# A triangle has sides A, B, and C. Sides A and B are of lengths 6 and 3, respectively, and the angle between A and B is pi/4. What is the length of side C?

May 1, 2018

$C = 3 \sqrt{5 - 2 \sqrt{2}}$ or $\approx 4.42$

#### Explanation:

When you have the lengths of two sides of a triangle and the angle between, then you can solve the missing side with the law of cosines.

We want side $C$, which can be solved by the Law of Cosines formula C = sqrt(A^2 + B^2 - 2(A)(B)cosc, where $\cos c$ is the angle opposite to side $C$.

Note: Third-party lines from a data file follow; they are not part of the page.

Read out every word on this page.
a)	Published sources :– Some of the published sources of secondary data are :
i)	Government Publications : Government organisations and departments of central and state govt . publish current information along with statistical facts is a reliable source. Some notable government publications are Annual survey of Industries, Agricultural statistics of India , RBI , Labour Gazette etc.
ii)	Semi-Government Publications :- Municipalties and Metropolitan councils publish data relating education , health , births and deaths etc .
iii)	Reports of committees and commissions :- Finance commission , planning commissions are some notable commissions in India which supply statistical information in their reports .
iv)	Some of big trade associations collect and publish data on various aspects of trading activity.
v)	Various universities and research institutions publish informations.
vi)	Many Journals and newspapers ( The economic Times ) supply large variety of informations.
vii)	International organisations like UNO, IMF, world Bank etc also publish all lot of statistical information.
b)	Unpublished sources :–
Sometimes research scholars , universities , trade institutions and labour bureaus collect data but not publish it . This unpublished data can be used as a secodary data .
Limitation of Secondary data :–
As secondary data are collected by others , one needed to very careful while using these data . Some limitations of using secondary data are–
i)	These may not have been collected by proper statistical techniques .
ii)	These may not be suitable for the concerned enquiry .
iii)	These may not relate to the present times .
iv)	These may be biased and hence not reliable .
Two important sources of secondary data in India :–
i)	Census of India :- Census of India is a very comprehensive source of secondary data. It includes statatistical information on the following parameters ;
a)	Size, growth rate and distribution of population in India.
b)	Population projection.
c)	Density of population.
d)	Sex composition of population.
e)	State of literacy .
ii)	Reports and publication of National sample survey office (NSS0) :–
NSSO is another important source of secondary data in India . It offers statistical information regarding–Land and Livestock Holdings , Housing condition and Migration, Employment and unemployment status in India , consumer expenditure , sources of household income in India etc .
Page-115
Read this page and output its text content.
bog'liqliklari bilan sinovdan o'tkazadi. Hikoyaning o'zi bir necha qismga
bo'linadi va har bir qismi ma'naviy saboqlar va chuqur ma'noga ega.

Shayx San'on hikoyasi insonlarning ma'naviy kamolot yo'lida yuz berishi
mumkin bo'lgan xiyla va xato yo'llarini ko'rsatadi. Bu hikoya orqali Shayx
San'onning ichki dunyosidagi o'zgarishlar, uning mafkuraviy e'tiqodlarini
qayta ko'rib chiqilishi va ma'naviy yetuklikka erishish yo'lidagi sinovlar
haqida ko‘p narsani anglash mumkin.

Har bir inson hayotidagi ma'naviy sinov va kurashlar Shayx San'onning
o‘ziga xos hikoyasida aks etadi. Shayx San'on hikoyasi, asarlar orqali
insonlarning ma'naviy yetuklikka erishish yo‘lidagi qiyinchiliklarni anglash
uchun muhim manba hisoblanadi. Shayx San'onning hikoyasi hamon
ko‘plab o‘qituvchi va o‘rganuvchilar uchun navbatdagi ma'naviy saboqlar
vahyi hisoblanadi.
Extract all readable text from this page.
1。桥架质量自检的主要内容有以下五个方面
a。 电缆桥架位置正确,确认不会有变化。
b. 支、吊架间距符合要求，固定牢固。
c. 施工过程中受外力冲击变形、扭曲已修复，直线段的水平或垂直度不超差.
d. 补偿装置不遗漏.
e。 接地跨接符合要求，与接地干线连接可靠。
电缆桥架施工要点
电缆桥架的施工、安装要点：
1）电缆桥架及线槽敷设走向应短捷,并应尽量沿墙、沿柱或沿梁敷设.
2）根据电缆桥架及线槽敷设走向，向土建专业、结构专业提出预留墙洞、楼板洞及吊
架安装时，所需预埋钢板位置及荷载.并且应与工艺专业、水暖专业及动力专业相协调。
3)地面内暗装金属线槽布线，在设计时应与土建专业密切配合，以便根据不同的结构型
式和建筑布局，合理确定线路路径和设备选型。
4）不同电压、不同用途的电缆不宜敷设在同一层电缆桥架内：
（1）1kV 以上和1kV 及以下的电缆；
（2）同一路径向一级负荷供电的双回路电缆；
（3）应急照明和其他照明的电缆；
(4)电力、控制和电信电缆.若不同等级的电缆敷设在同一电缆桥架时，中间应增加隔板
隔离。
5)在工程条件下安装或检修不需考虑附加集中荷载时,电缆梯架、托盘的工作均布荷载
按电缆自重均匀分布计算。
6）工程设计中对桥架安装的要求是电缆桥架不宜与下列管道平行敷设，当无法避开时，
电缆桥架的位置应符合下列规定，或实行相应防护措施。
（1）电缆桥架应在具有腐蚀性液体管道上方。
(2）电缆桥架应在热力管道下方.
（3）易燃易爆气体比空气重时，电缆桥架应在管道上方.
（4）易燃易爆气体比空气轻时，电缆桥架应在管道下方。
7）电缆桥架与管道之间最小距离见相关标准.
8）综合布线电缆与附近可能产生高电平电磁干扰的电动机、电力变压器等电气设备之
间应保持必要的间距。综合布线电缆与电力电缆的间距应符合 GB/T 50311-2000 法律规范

Let's substitute in the values and solve:
C = sqrt((6)^2 + (3)^2 - 2(6)(3)cos(pi/4)

Now simplify:
C = sqrt(36 + 9 - 36(sqrt2/2)

$C = \sqrt{45 - 18 \sqrt{2}}$

C = sqrt(9(5-2sqrt2)

$C = \sqrt{9} \cdot \sqrt{5 - 2 \sqrt{2}}$

$C = 3 \sqrt{5 - 2 \sqrt{2}}$

You can leave it like that, but if you want the answer to be in decimal form, it is $\approx 4.42$ (rounded to the nearest hundredth's place).

Hope this helps!